JAKARTA – Keputusan pemerintah  membentuk induk usaha (holding) Badan Usaha Milik Negara (BUMN) sektor migas yang menggabungkan PT Perusahaan Gas Negara Tbk (PGAS) menjadi bagian PT Pertamina (Persero) diproyeksikan akan memberikan efek ganda, baik bagi perusahaan maupun terhadap harga gas di Indonesia.

Edi Saputra, Senior Analyst Wood Mackenzie, mengatakan bagi sisi kondisi harga gas penyatuan dua entitas terbesar dalam bisnis gas di Indonesia ini dapat mendorong perubahan struktur pembentukan harga gas seperti yang diinginkan pemerintah selama ini.

“Pemerintah itu berusaha menerapkan mekanisme penyatuan harga, di mana akan mencampur harga dari beragam sumber pasokan,” kata Edi dalam laporan kajian pembentukan holding yang diterima Dunia Energi, Kamis (1/2).

Dengan adanya perubahan mekanisme dalam penetapan harga maka diyakini harga gas akan lebih kompetitif dan bisa lebih stabil bagi konsumen. Disparitas harga gas dari wilayah satu ke wilayah lain juga bisa diminimalisir karena adanya penyatuan berbagai fasilitas dan infrastruktur milik Pertamina dan PGN.

Menurut Edi, niat pemerintah meningkatkan penggunaan gas alam cair (Liquefied Natural Gas/LNG) juga bisa terwujud dengan adanya holding.

“Ini akan membantu mengurangi fluktuasi harga pada pelanggan dan juga mengakomodasi kenaikan penggunaan LNG dengan harga lebih tinggi. Tanpa penggabungan, kebijakan ini tidak bisa sepenuhnya dilaksanakan,” papar dia.

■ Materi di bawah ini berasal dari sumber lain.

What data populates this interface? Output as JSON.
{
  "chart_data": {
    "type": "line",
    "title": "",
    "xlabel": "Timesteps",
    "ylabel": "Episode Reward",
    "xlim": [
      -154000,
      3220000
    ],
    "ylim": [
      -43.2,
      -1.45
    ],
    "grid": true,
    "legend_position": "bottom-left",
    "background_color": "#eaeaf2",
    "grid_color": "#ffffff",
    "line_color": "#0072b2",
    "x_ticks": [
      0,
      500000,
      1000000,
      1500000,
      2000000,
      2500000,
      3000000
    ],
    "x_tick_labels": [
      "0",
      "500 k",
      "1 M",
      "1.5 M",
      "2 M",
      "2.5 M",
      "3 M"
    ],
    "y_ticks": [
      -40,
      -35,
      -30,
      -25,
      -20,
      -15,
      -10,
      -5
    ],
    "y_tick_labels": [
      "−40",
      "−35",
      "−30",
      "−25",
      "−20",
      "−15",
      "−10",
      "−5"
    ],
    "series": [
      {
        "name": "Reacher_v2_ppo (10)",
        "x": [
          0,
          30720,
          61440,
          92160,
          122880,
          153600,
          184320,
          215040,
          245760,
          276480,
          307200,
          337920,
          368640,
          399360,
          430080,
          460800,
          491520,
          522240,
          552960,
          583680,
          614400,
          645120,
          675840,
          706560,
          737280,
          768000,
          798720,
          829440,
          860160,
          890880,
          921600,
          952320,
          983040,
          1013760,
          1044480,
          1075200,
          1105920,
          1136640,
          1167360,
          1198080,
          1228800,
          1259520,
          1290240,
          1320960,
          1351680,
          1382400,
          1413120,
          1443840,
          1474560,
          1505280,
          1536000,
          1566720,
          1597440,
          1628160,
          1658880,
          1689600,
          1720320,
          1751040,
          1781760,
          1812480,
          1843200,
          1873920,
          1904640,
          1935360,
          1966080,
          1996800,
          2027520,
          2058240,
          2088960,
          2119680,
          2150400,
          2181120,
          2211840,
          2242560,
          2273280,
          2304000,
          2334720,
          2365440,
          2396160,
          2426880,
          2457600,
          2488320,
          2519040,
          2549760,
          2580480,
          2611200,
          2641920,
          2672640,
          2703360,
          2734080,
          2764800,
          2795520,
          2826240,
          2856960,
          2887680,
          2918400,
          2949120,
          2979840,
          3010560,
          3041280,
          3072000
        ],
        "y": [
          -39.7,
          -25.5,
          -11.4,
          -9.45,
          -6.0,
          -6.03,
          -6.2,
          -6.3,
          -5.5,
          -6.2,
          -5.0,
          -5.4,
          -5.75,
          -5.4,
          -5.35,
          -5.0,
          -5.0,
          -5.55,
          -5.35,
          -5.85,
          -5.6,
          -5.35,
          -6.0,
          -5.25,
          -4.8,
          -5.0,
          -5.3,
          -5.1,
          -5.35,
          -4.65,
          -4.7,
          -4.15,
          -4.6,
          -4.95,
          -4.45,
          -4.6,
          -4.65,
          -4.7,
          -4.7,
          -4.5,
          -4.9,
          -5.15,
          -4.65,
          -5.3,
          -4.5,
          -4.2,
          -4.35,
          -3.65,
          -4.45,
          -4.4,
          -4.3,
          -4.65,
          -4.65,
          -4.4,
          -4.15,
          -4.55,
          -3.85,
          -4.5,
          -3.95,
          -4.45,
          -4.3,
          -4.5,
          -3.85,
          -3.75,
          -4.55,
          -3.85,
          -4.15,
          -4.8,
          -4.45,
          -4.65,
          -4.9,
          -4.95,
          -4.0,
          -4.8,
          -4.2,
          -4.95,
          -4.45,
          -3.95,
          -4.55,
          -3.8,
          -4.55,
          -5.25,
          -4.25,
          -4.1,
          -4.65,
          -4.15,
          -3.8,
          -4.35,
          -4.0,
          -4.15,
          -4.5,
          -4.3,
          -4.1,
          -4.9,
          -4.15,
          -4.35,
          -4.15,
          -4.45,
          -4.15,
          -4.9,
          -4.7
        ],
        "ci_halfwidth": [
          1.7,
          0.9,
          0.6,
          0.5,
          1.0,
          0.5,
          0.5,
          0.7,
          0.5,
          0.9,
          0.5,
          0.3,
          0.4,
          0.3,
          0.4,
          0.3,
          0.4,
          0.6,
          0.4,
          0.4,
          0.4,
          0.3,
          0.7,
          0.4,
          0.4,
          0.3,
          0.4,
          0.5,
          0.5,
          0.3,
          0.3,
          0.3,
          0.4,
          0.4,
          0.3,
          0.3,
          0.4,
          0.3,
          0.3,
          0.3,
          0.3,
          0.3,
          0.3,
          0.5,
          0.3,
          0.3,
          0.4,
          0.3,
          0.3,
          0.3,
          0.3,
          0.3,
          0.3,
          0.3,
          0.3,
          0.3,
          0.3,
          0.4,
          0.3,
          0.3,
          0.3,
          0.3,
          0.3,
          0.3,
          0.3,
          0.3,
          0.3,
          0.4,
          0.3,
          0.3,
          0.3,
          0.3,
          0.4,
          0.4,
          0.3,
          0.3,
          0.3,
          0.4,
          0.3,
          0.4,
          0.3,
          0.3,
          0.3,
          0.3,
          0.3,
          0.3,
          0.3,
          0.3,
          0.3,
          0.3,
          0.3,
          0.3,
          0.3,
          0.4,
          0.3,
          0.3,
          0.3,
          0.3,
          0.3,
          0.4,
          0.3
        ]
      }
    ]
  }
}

Disisi lain, bagi perusahaan dampak dari holding adalah kemampuan pemasaran gas, baik Pertamina maupun PGN akan jauh lebih besar. Pertamina misalnya dapat memanfaatkan basis pelanggan PGN yang luas untuk memperluas jangkauan dan pemasarannya.

Edi dalam kajiannya menyebutkan bahwa saat ini Pertamina berada di risiko overcontracted di LNG. Adanya holding tentu memberikan kepastian adanya konsumen atau penyerap gas.

Pertamina juga bisa memanfaatkan fasilitas Floating Storage Refinery Unit (FSRU) Lampung milik PGN yang selama ini tidak optimal pengelolaannya untuk meningkatkan kemampuan regasifikasi.

“Penggabungan usaha ini akan memberikan akses kepada pelanggan industri utama PGN yang meringankan risiko kelebihan pasokan,” ungkap dia.

Namun demikian Edi mengingatkan tidak semua dampak dari pembentukan holding positif. Holding berpotensi menciptakan aksi monopoli, sehingga cita-cita pemerintah untuk adanya persaingan bisnis secara sehat tidak akan terwujud. Untuk itu diperlukan regulasi tambahan untuk mencegah hal tersebut.

Holding migas juga akan menciptakan perusahaan terpadu yang besar secara keseluruhan rantai nilai gas dari hulu, ke tengah dan hilir.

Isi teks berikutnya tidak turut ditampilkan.